The law signed by the president envisages that the state-owned corporation Bank of Development and Foreign Economic Activities (Vneshekonombank) will be created on the basis of the Soviet Vneshekonombank (VEB). Its authorised capital will be at least RUR70bn, raised by combining VEB’s property with shares of the Russian Bank of Development and Roseximbank, all owned by the government. If this does not add up to RUR70bn, the state will bring other property to the bank’s capital. The new corporation will also manage the investment fund, now managed by the Economic Development and Trade Ministry.
So, despite the traditional objections of the finance minister, which are doubtful as they are, despite the passivity of the Economic Development and Trade Ministry, which has failed to propose at least one true development project, free petrodollars will be invested in the Russian stock market. This may mean even acquisition of generating companies, both territorial and wholesale, which will not only increase the government’s present in the generation sector, but also encourage growth of these companies’ capitalisation. It is quite possible that the development bank will make huge investment in some infrastructure projects that have not been assigned to any big Russian company yet, but will not certainly find strategic partners.
As is well known, some measures seeking to set up a large state-owned, but at the same time independent in its business operations investment institution were taken beforehand.
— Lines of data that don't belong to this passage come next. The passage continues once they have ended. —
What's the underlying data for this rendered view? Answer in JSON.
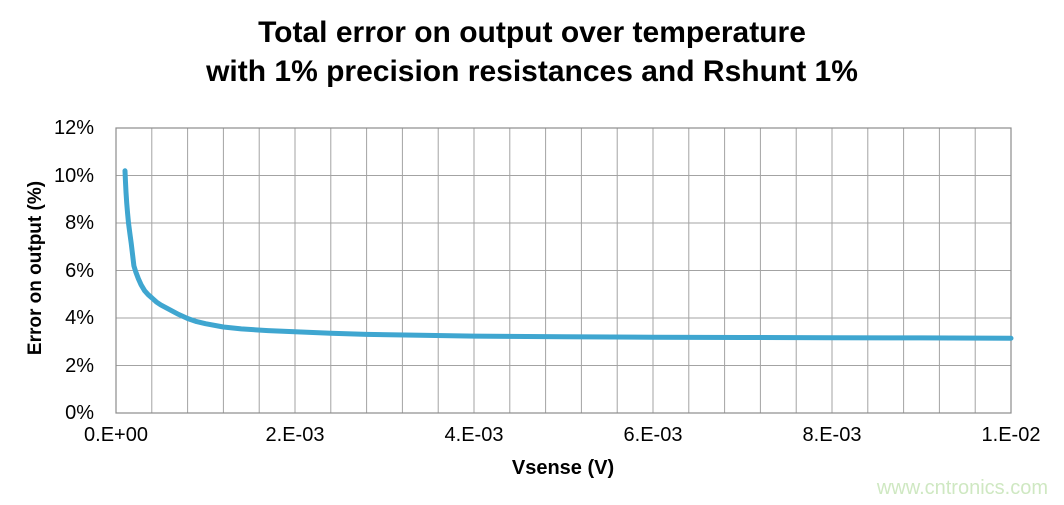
{
  "title": {
    "line1": "Total error on output over temperature",
    "line2": "with 1% precision resistances and Rshunt 1%"
  },
  "watermark": "www.cntronics.com",
  "colors": {
    "curve": "#3fa6d0",
    "grid": "#a3a3a3",
    "plot_border": "#8c8c8c",
    "text": "#000000",
    "watermark": "#cfe8c2",
    "background": "#ffffff"
  },
  "chart_data": {
    "type": "line",
    "title": "Total error on output over temperature with 1% precision resistances and Rshunt 1%",
    "xlabel": "Vsense (V)",
    "ylabel": "Error on output (%)",
    "xlim": [
      0,
      0.01
    ],
    "ylim": [
      0,
      12
    ],
    "grid": true,
    "legend": false,
    "x_gridline_step": 0.0004,
    "x_ticks": [
      {
        "value": 0,
        "label": "0.E+00"
      },
      {
        "value": 0.002,
        "label": "2.E-03"
      },
      {
        "value": 0.004,
        "label": "4.E-03"
      },
      {
        "value": 0.006,
        "label": "6.E-03"
      },
      {
        "value": 0.008,
        "label": "8.E-03"
      },
      {
        "value": 0.01,
        "label": "1.E-02"
      }
    ],
    "y_ticks": [
      {
        "value": 0,
        "label": "0%"
      },
      {
        "value": 2,
        "label": "2%"
      },
      {
        "value": 4,
        "label": "4%"
      },
      {
        "value": 6,
        "label": "6%"
      },
      {
        "value": 8,
        "label": "8%"
      },
      {
        "value": 10,
        "label": "10%"
      },
      {
        "value": 12,
        "label": "12%"
      }
    ],
    "series": [
      {
        "name": "Total error on output",
        "points": [
          [
            0.0001,
            10.2
          ],
          [
            0.000105,
            9.8
          ],
          [
            0.000112,
            9.3
          ],
          [
            0.00012,
            8.85
          ],
          [
            0.00013,
            8.4
          ],
          [
            0.00014,
            8.0
          ],
          [
            0.000155,
            7.55
          ],
          [
            0.00017,
            7.15
          ],
          [
            0.0002,
            6.2
          ],
          [
            0.00022,
            5.95
          ],
          [
            0.00025,
            5.65
          ],
          [
            0.00028,
            5.4
          ],
          [
            0.00032,
            5.15
          ],
          [
            0.00036,
            4.98
          ],
          [
            0.0004,
            4.85
          ],
          [
            0.00045,
            4.68
          ],
          [
            0.0005,
            4.55
          ],
          [
            0.0006,
            4.35
          ],
          [
            0.0007,
            4.15
          ],
          [
            0.0008,
            3.98
          ],
          [
            0.0009,
            3.85
          ],
          [
            0.001,
            3.76
          ],
          [
            0.0012,
            3.62
          ],
          [
            0.0014,
            3.54
          ],
          [
            0.0017,
            3.47
          ],
          [
            0.002,
            3.42
          ],
          [
            0.0024,
            3.36
          ],
          [
            0.0028,
            3.31
          ],
          [
            0.0034,
            3.27
          ],
          [
            0.004,
            3.24
          ],
          [
            0.005,
            3.21
          ],
          [
            0.006,
            3.19
          ],
          [
            0.007,
            3.18
          ],
          [
            0.008,
            3.17
          ],
          [
            0.009,
            3.16
          ],
          [
            0.01,
            3.15
          ]
        ]
      }
    ]
  }
}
Last February, the government expanded the investment declaration of another lending institution, VEB, allowing it to invest pension accruals in Russian stocks. This is a common global practice, the scale of which can be compared only to insurance investment. No one is scared off by the thought that pension and insurance money in fact belong to the state, as the state purposefully encourages both types of accruals.
Remarkably, another two Russian banks – Sberbank and VTB – have based the success of their respective IPOs on investment in Russian assets. Investment in Russian securities is the simplest and unregulated use for the stabilisation fund. Moreover, it will not trigger inflation, because investment resources are used first of all for development and not for paying dividends. Similarly, investing in Russian securities, the government insures everything and is ensured against a global decline of the most liquid stocks. At present the stock market has hit a local low, making state investment in stocks an almost safe lottery.
Besides, many Russian companies remain undervalued, which guarantees their growth in the long term.
Yet even a state-owned development bank may not have enough money to keep the market floating: experts estimate that the bank may accumulate up to RUR0.8-1.2trn by the yearend. This is not much compared to RUR4trn of private assets now at play on the Russian stock market.
But it is not bad, as it will not allow market players to sustain on the state pouring money and will encourage further active investment.
Yet the real prospect of further expansion of the Russian stock market, mainly due to the forthcoming series of IPOs, makes an influx of additional investment the necessary precondition for sustaining the growth pace. We should not forget about the well-known rule that one state-owned rouble attracts three private roubles. While two or even one private rouble may be sufficient for the Russian stock market now.